Teil 3 Die Risiken und Vorteile kennen



  1. Erfahren Sie mehr über die anderen Vorteile, die Gewichtsverlust hat. Es gibt immer noch Unsicherheiten, ob der "Diät" - oder der "kohlenhydratarme" Teil von Vorteil ist, aber es gibt Hinweise darauf, dass kohlenhydratarme Diäten bestimmte Gesundheitsprobleme verhindern oder lindern können, wie z metabolisches Syndrom, Diabetes, Bluthochdruck und Herz-Kreislauf-Erkrankungen.
    • Im Vergleich zu Diäten mit einer moderaten Kohlenhydrataufnahme scheinen kohlenhydratarme Diäten wirksamer bei der Senkung des schlechten Cholesterin- und Triglyceridspiegels zu sein.

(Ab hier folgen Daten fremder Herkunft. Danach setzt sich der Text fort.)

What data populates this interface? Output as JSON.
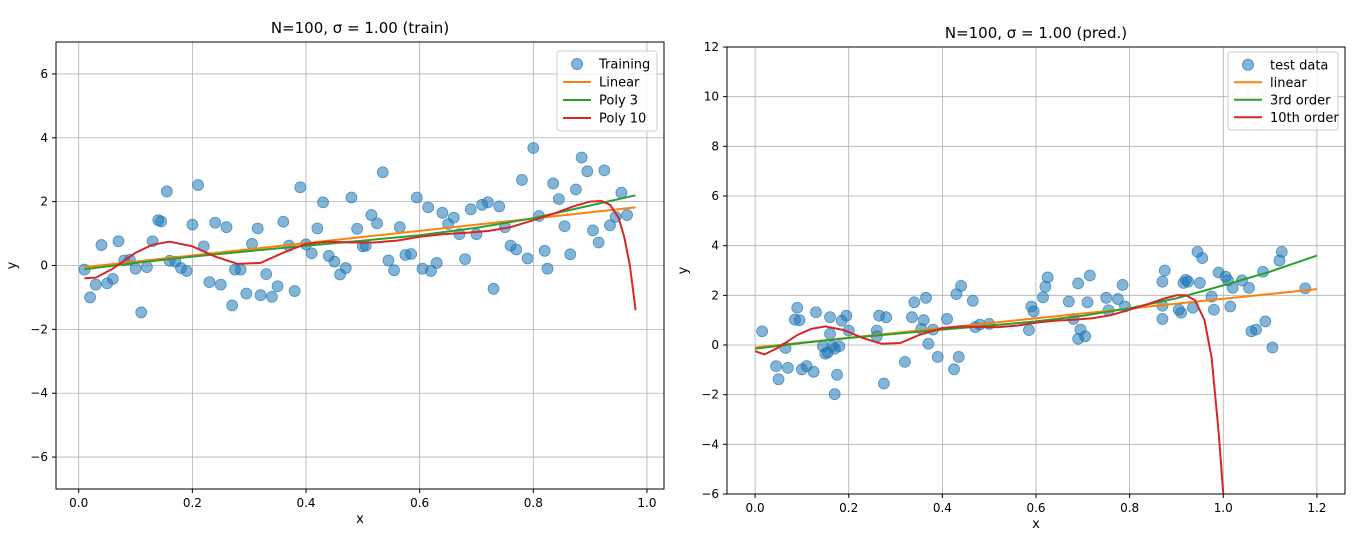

  2. Fragen Sie nach den Risiken einer unzureichenden Kohlenhydrataufnahme. Ihr Körper benötigt Kohlenhydrate, um Energie zu produzieren und normal zu funktionieren. Richtig befolgte kohlenhydratarme Diäten verursachen keine ernsthaften Gesundheitsprobleme, aber eine stark eingeschränkte Kohlenhydrataufnahme kann mit Risiken verbunden sein.
    • Wenn Sie in extreme Situationen geraten und weniger als 50 g Kohlenhydrate pro Tag zu sich nehmen, besteht die Gefahr, dass Sie eine Ketose entwickeln. Dies geschieht, wenn sich Ketone im Körper ansammeln, weil das gespeicherte Fett übermäßig abgebaut wird, um Energie zu erzeugen, was Übelkeit, Müdigkeit, Kopfschmerzen und schlechten Atem verursacht.
    • Während der ersten oder zweiten Woche einer kohlenhydratarmen Diät können Symptome wie Ketose, Übelkeit, Kopfschmerzen, Mundgeruch usw. auftreten, wenn sich Ihr Körper an eine verringerte Zufuhr von Ketosis anpasst Kohlenhydrate. Dies sollte jedoch vergehen und Sie sollten sich besser fühlen.
    • Einige Angehörige der Gesundheitsberufe sind der Ansicht, dass eine kohlenhydratarme Ernährung auf lange Sicht das Risiko für Herz-Kreislauf-Erkrankungen und Krebs erhöhen kann, da eine erhebliche Menge an tierischem Fett und Eiweiß aufgenommen wird Eine kohlenhydratarme Ernährung bleibt ebenso wie ihr Nutzen weiterhin eine Annahme.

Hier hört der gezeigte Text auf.